Question 2: External Competitiveness

Once you’ve analyzed your organization; it is time to define your market. Defining your market means that you will be analyzing where you gain people from, where you recruit people from, and where you lose people to.

Once you’ve defined your market, we recommend participating in salary surveys (for example: through Indeed.com) within your industry or geographic location. Once you’ve done that, you will need to put together policy lines and build a page structure, which is a series of salary ranges with a minimum, midpoint, and a maximum.

To summarize:

  1. Analyze your market
  2. Participate in salary surveys
  3. Put together policy lines and page structure

Question 3: Employee Contributions

The third topic that you need to tackle is the employee contributions within the organization. This means that you will need to review the performance and the results of your employees. And evaluating that information against the objectives stated in your performance management system. Those metrics could be performance-based or may imply seniority.

You can also use merit guidelines to distribute the pay increases versus their results and where they’re paid and their salary ranges.

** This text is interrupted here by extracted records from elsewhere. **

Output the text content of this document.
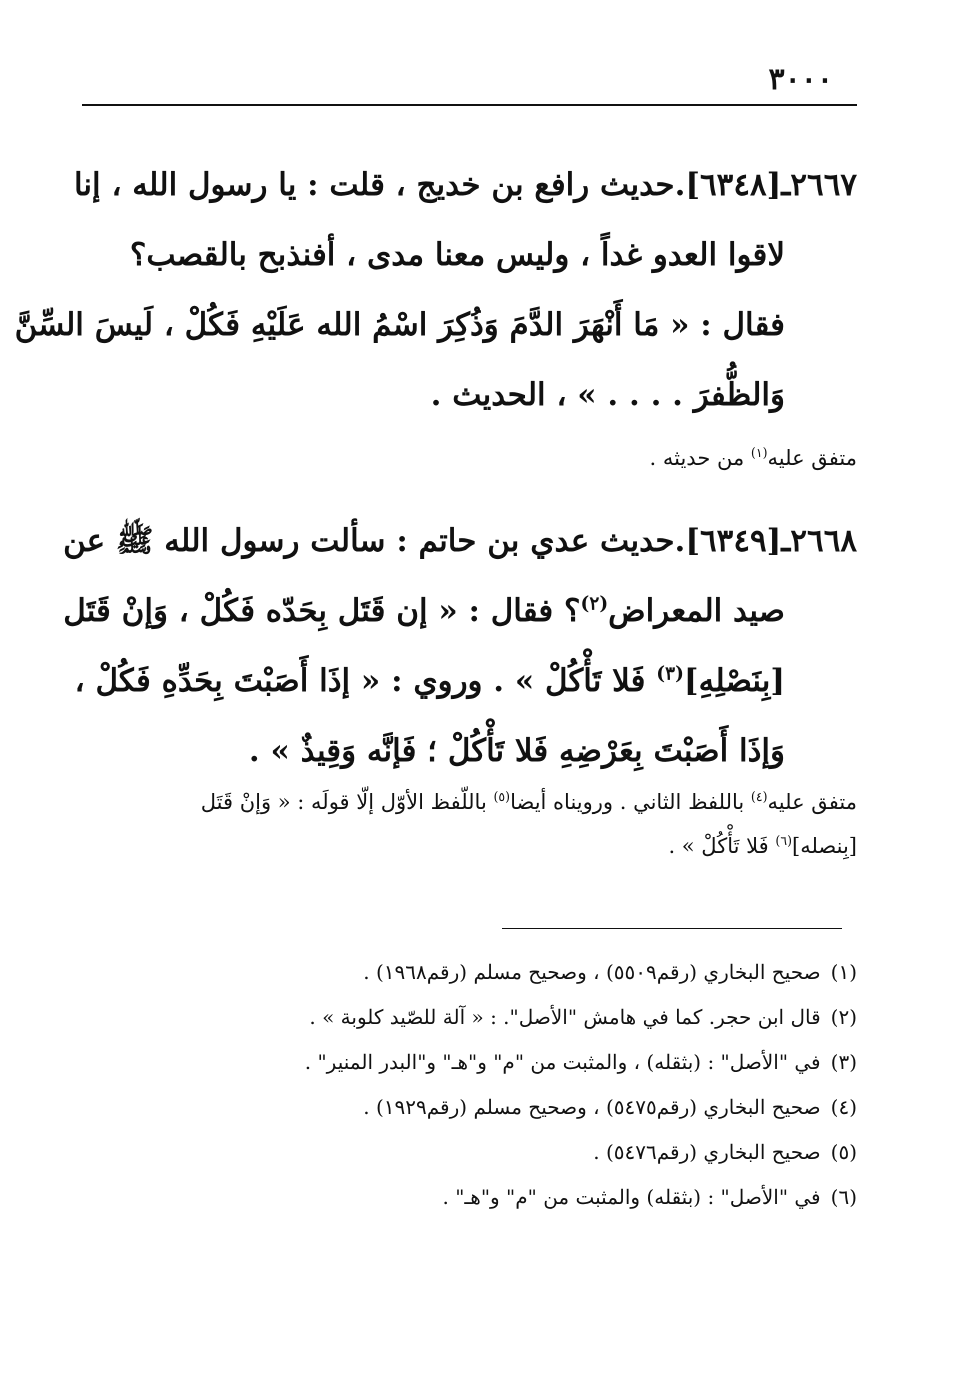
٣٠٠٠
٢٦٦٧ـ[٦٣٤٨].حديث رافع بن خديج ، قلت : يا رسول الله ، إنا
لاقوا العدو غداً ، وليس معنا مدى ، أفنذبح بالقصب؟
فقال : « مَا أَنْهَرَ الدَّمَ وَذُكِرَ اسْمُ الله عَلَيْهِ فَكُلْ ، لَيسَ السِّنَّ
وَالظُّفرَ . . . . » ، الحديث .
متفق عليه$^{(١)}$ من حديثه .
٢٦٦٨ـ[٦٣٤٩].حديث عدي بن حاتم : سألت رسول الله ﷺ عن
صيد المعراض$^{(٢)}$؟ فقال : « إن قَتَل بِحَدّه فَكُلْ ، وَإنْ قَتَل
[بِنَصْلِهِ]$^{(٣)}$ فَلا تَأْكُلْ » . وروي : « إذَا أَصَبْتَ بِحَدِّهِ فَكُلْ ،
وَإذَا أَصَبْتَ بِعَرْضِهِ فَلا تَأْكُلْ ؛ فَإنَّه وَقِيذٌ » .
متفق عليه$^{(٤)}$ باللفظ الثاني . ورويناه أيضا$^{(٥)}$ باللّفظ الأوّل إلّا قولَه : « وَإنْ قَتَل
[بِنصله]$^{(٦)}$ فَلا تَأْكُلْ » .
(١)صحيح البخاري (رقم٥٥٠٩) ، وصحيح مسلم (رقم١٩٦٨) .
(٢)قال ابن حجر. كما في هامش "الأصل". : « آلة للصّيد كلوبة » .
(٣)في "الأصل" : (بثقله) ، والمثبت من "م" و"هـ" و"البدر المنير" .
(٤)صحيح البخاري (رقم٥٤٧٥) ، وصحيح مسلم (رقم١٩٢٩) .
(٥)صحيح البخاري (رقم٥٤٧٦) .
(٦)في "الأصل" : (بثقله) والمثبت من "م" و"هـ" .
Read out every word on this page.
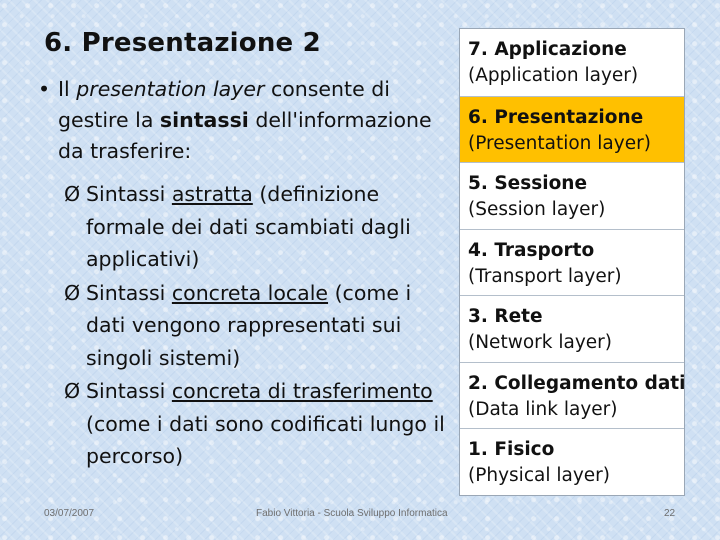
6. Presentazione 2
• Il presentation layer consente di gestire la sintassi dell'informazione da trasferire:
Ø Sintassi astratta (definizione formale dei dati scambiati dagli applicativi)
Ø Sintassi concreta locale (come i dati vengono rappresentati sui singoli sistemi)
Ø Sintassi concreta di trasferimento (come i dati sono codificati lungo il percorso)
7. Applicazione
(Application layer)
6. Presentazione
(Presentation layer)
5. Sessione
(Session layer)
4. Trasporto
(Transport layer)
3. Rete
(Network layer)
2. Collegamento dati
(Data link layer)
1. Fisico
(Physical layer)
03/07/2007	Fabio Vittoria - Scuola Sviluppo Informatica	22
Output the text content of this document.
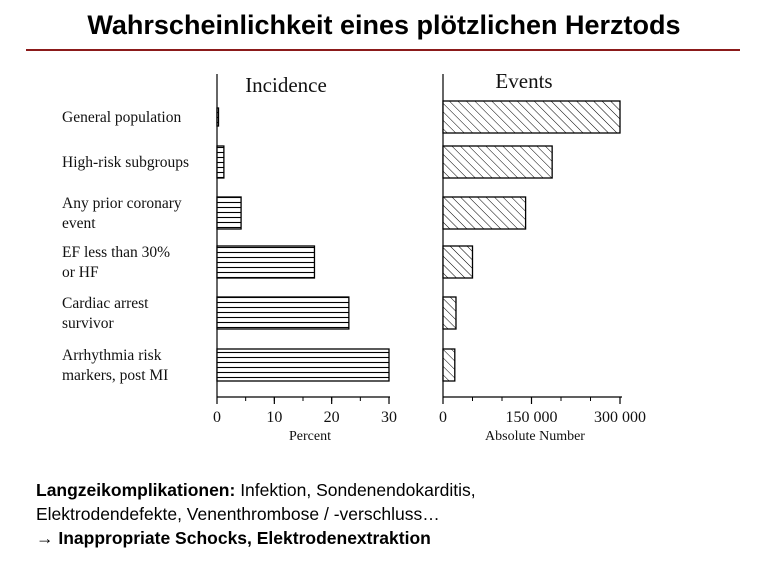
Wahrscheinlichkeit eines plötzlichen Herztods
Incidence
General population
High-risk subgroups
Any prior coronary
event
EF less than 30%
or HF
Cardiac arrest
survivor
Arrhythmia risk
markers, post MI
0	10	20	30
Percent
Events
0	150 000 300 000
Absolute Number
Langzeikomplikationen: Infektion, Sondenendokarditis,
Elektrodendefekte, Venenthrombose / -verschluss…
→ Inappropriate Schocks, Elektrodenextraktion
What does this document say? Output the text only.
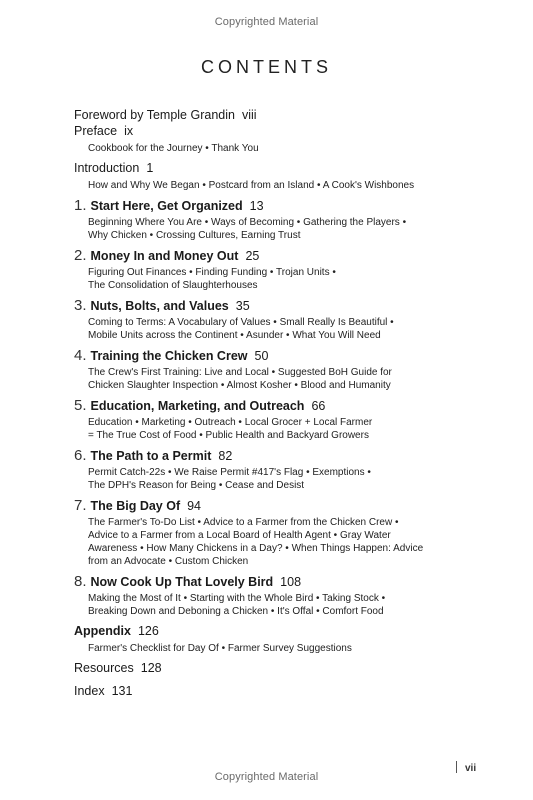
Copyrighted Material
CONTENTS
Foreword by Temple Grandin viii
Preface ix
Cookbook for the Journey • Thank You
Introduction 1
How and Why We Began • Postcard from an Island • A Cook's Wishbones
1. Start Here, Get Organized 13
Beginning Where You Are • Ways of Becoming • Gathering the Players •
Why Chicken • Crossing Cultures, Earning Trust
2. Money In and Money Out 25
Figuring Out Finances • Finding Funding • Trojan Units •
The Consolidation of Slaughterhouses
3. Nuts, Bolts, and Values 35
Coming to Terms: A Vocabulary of Values • Small Really Is Beautiful •
Mobile Units across the Continent • Asunder • What You Will Need
4. Training the Chicken Crew 50
The Crew's First Training: Live and Local • Suggested BoH Guide for
Chicken Slaughter Inspection • Almost Kosher • Blood and Humanity
5. Education, Marketing, and Outreach 66
Education • Marketing • Outreach • Local Grocer + Local Farmer
= The True Cost of Food • Public Health and Backyard Growers
6. The Path to a Permit 82
Permit Catch-22s • We Raise Permit #417's Flag • Exemptions •
The DPH's Reason for Being • Cease and Desist
7. The Big Day Of 94
The Farmer's To-Do List • Advice to a Farmer from the Chicken Crew •
Advice to a Farmer from a Local Board of Health Agent • Gray Water
Awareness • How Many Chickens in a Day? • When Things Happen: Advice
from an Advocate • Custom Chicken
8. Now Cook Up That Lovely Bird 108
Making the Most of It • Starting with the Whole Bird • Taking Stock •
Breaking Down and Deboning a Chicken • It's Offal • Comfort Food
Appendix 126
Farmer's Checklist for Day Of • Farmer Survey Suggestions
Resources 128
Index 131
vii
Copyrighted Material
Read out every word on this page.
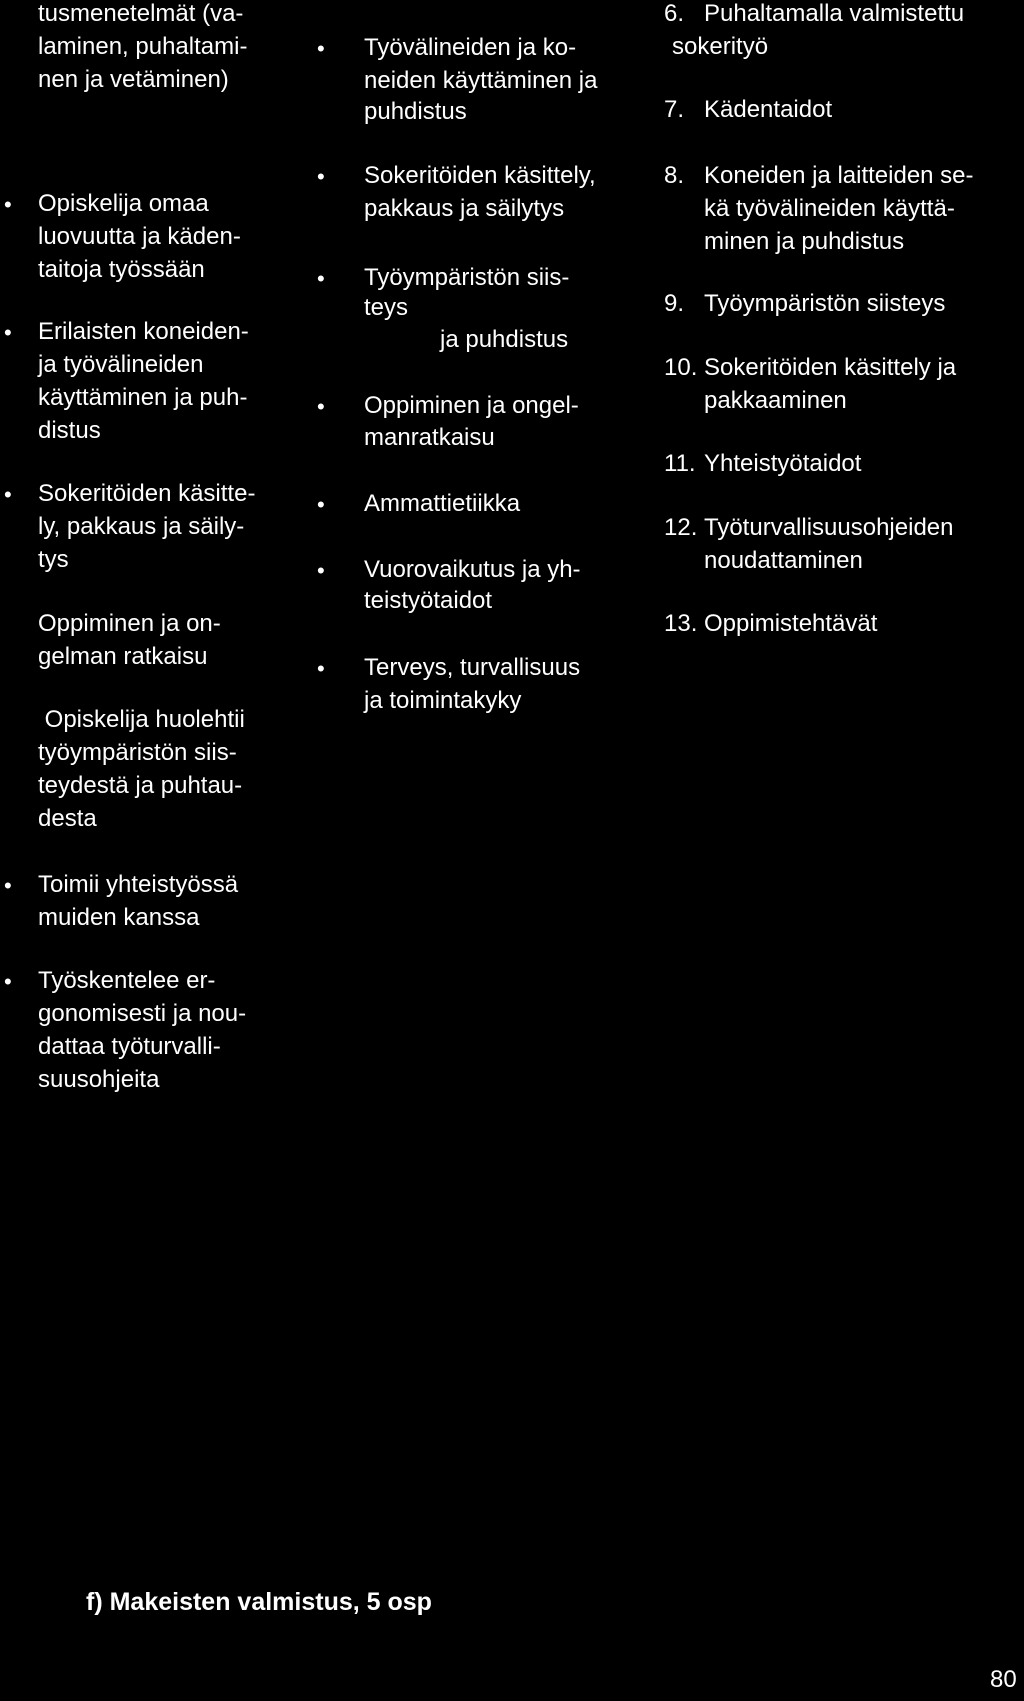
tusmenetelmät (va-
laminen, puhaltami-
nen ja vetäminen)
• Opiskelija omaa
luovuutta ja käden-
taitoja työssään
• Erilaisten koneiden-
ja työvälineiden
käyttäminen ja puh-
distus
• Sokeritöiden käsitte-
ly, pakkaus ja säily-
tys
Oppiminen ja on-
gelman ratkaisu
Opiskelija huolehtii
työympäristön siis-
teydestä ja puhtau-
desta
• Toimii yhteistyössä
muiden kanssa
• Työskentelee er-
gonomisesti ja nou-
dattaa työturvalli-
suusohjeita
• Työvälineiden ja ko-
neiden käyttäminen ja
puhdistus
• Sokeritöiden käsittely,
pakkaus ja säilytys
• Työympäristön siis-
teys
ja puhdistus
• Oppiminen ja ongel-
manratkaisu
• Ammattietiikka
• Vuorovaikutus ja yh-
teistyötaidot
• Terveys, turvallisuus
ja toimintakyky
6. Puhaltamalla valmistettu
sokerityö
7. Kädentaidot
8. Koneiden ja laitteiden se-
kä työvälineiden käyttä-
minen ja puhdistus
9. Työympäristön siisteys
10. Sokeritöiden käsittely ja
pakkaaminen
11. Yhteistyötaidot
12. Työturvallisuusohjeiden
noudattaminen
13. Oppimistehtävät
f) Makeisten valmistus, 5 osp
80
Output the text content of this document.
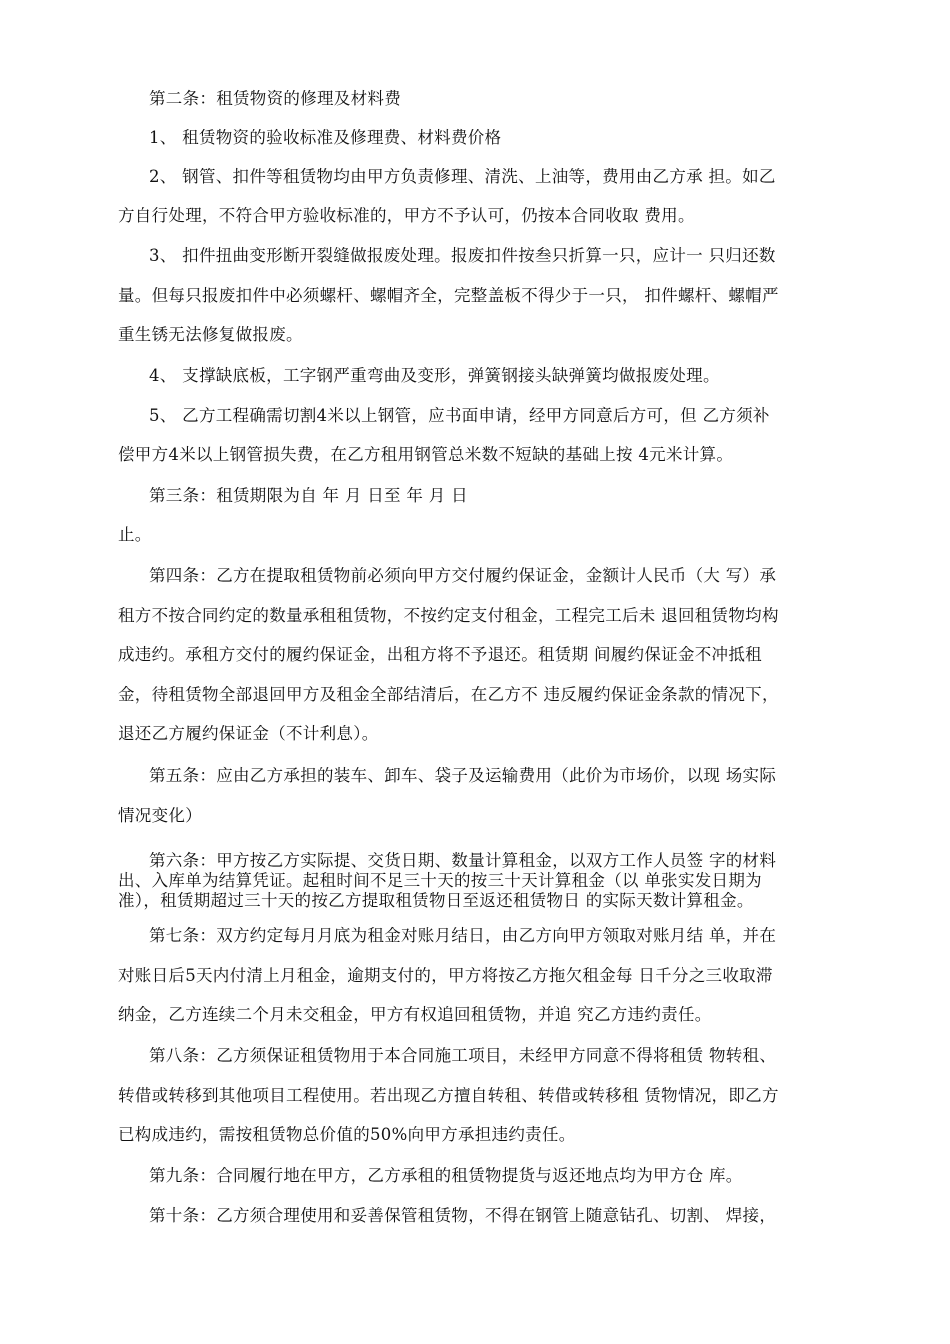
第二条：租赁物资的修理及材料费
1、 租赁物资的验收标准及修理费、材料费价格
2、 钢管、扣件等租赁物均由甲方负责修理、清洗、上油等，费用由乙方承 担。如乙
方自行处理，不符合甲方验收标准的，甲方不予认可，仍按本合同收取 费用。
3、 扣件扭曲变形断开裂缝做报废处理。报废扣件按叁只折算一只，应计一 只归还数
量。但每只报废扣件中必须螺杆、螺帽齐全，完整盖板不得少于一只， 扣件螺杆、螺帽严
重生锈无法修复做报废。
4、 支撑缺底板，工字钢严重弯曲及变形，弹簧钢接头缺弹簧均做报废处理。
5、 乙方工程确需切割4米以上钢管，应书面申请，经甲方同意后方可，但 乙方须补
偿甲方4米以上钢管损失费，在乙方租用钢管总米数不短缺的基础上按 4元米计算。
第三条：租赁期限为自 年 月 日至 年 月 日
止。
第四条：乙方在提取租赁物前必须向甲方交付履约保证金，金额计人民币（大 写）承
租方不按合同约定的数量承租租赁物，不按约定支付租金，工程完工后未 退回租赁物均构
成违约。承租方交付的履约保证金，出租方将不予退还。租赁期 间履约保证金不冲抵租
金，待租赁物全部退回甲方及租金全部结清后，在乙方不 违反履约保证金条款的情况下，
退还乙方履约保证金（不计利息）。
第五条：应由乙方承担的装车、卸车、袋子及运输费用（此价为市场价，以现 场实际
情况变化）
第六条：甲方按乙方实际提、交货日期、数量计算租金，以双方工作人员签 字的材料
出、入库单为结算凭证。起租时间不足三十天的按三十天计算租金（以 单张实发日期为
准），租赁期超过三十天的按乙方提取租赁物日至返还租赁物日 的实际天数计算租金。
第七条：双方约定每月月底为租金对账月结日，由乙方向甲方领取对账月结 单，并在
对账日后5天内付清上月租金，逾期支付的，甲方将按乙方拖欠租金每 日千分之三收取滞
纳金，乙方连续二个月未交租金，甲方有权追回租赁物，并追 究乙方违约责任。
第八条：乙方须保证租赁物用于本合同施工项目，未经甲方同意不得将租赁 物转租、
转借或转移到其他项目工程使用。若出现乙方擅自转租、转借或转移租 赁物情况，即乙方
已构成违约，需按租赁物总价值的50%向甲方承担违约责任。
第九条：合同履行地在甲方，乙方承租的租赁物提货与返还地点均为甲方仓 库。
第十条：乙方须合理使用和妥善保管租赁物，不得在钢管上随意钻孔、切割、 焊接，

You want to utilize incentive plans, like short-term incentive plans, long-term incentive plans, and bonus plans to reward people’s results for the objectives that they’ve achieved.

To summarize:

  1. Define metrics of contribution
  2. Link this to a compensation system

Question 4: Pay System

The fourth topic that you will need to handle is salary planning. This means that you will plan out how people are going to be paid over the next year, and implies salary budgeting. Look at what’s going on in the external marketplace and decide how much you’re willing to spend. Then you’ll want to communicate openly to employees how you’re taking care of your whole pay system.

To summarize:

  1. Define a salary budget on a longtime run
  2. Communicate this to your employees

Review

After a while, you should evaluate your entire program. How has your turnover evolved? Are your employees happy? What could improve? Review every component and decide if it’s working for you.